Annuì, restando in piedi, vicino all’attaccapanni.

“Quella notte… tu, perché sei entrato?” gli occhi chiari di Dorothy l’osservavano, sotto le lunghe ciglia scure.

Gale sorrise appena, ravviando i capelli neri. Già, perché era entrato? Suo padre era stato un adultero incallito, e aveva visto sua madre soffrire e disperarsi per molti anni. Odiava suo padre perché non mostrava un minimo di pentimento, né faceva qualcosa per smettere. Semplicemente chiedeva scusa, ed ogni volta si tornava da capo. Le telefonate, i pianti, le urla. Detestava la madre perché perdonava tutto. Sarebbe stato più facile se si fossero separati, fin dall’inizio. Conosceva quindi gli effetti devastanti dei tradimenti, eppure, entrava in quel appartamento quasi tutte le sere e faceva sesso con la moglie di qualcun altro, senza sentirsi in colpa.

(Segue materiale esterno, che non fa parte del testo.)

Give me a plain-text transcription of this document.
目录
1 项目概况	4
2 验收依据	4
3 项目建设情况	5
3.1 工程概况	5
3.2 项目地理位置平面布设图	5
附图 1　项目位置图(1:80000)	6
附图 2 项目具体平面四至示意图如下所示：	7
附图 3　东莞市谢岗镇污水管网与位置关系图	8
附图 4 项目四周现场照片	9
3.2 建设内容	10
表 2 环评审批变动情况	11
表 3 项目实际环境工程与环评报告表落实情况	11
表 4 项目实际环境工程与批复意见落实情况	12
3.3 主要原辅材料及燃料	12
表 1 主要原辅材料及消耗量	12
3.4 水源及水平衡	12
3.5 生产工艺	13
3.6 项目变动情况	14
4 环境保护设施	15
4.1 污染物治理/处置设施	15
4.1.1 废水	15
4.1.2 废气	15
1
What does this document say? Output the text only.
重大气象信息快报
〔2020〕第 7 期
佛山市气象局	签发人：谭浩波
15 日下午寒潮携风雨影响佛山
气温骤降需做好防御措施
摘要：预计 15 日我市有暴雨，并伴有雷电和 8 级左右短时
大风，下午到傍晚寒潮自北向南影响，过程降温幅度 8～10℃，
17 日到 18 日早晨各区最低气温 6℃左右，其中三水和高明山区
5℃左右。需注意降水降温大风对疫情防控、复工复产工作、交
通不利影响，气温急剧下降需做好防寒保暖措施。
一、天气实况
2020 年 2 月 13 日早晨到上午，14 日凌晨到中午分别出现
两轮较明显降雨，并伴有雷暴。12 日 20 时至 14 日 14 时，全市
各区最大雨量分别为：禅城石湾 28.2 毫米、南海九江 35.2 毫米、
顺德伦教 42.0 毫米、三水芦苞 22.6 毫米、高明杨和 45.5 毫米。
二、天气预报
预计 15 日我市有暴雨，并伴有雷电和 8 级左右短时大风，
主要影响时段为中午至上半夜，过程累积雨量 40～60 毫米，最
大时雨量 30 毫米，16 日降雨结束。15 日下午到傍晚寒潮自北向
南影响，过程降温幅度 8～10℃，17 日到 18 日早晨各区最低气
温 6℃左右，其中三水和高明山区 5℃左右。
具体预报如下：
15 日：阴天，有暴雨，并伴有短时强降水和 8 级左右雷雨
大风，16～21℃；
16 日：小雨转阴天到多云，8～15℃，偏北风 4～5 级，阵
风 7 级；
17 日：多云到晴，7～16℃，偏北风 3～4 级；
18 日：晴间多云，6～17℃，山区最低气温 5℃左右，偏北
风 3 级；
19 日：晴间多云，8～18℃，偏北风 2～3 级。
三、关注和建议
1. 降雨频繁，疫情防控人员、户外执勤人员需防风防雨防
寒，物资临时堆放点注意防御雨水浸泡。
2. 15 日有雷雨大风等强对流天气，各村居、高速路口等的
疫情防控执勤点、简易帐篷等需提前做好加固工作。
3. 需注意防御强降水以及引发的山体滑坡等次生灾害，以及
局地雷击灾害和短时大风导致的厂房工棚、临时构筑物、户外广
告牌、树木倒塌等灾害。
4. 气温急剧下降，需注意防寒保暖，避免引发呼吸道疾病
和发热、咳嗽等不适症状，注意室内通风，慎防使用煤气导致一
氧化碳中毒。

Anche i sentimenti per Dorothy non erano nulla di particolare: più che provare affetto per lei, era solo molto incuriosito dalla sua personalità. Ma nemmeno questo, pensava Gale, era del tutto giusto.

“Perché non ho un’anima.” Disse, infine.

Lei rise.

“Ancora con questa storia? Non dovresti prendere sul serio tutto quello che dico.”

“Non lo faccio.” Gale si avvicinò al letto. “Però spesso hai ragione e lo sai.”

Intrufolò le mani affusolate sotto la maglia nera di Gale, ignorando quelle parole. E come un automatismo, lui iniziò a spogliarla.

“Oggi… sii violento con me.” Mormorò, in preda all’eccitazione. “Non voglio…  nulla di simile a un’anima.”

“Perché?” domandò Gale, mentre le accarezzava la nuca.

“Sono troppo pesanti.”

E divaricò quelle lunghe gambe, in preda ad un istinto animalesco.

***

Quando si accasciò accanto a lei, si accorse di avere in mano una ciocca dei suoi capelli, di averle graffiato i fianchi e i polsi, e di avere lasciato segni evidenti dei suoi denti, sul suo collo.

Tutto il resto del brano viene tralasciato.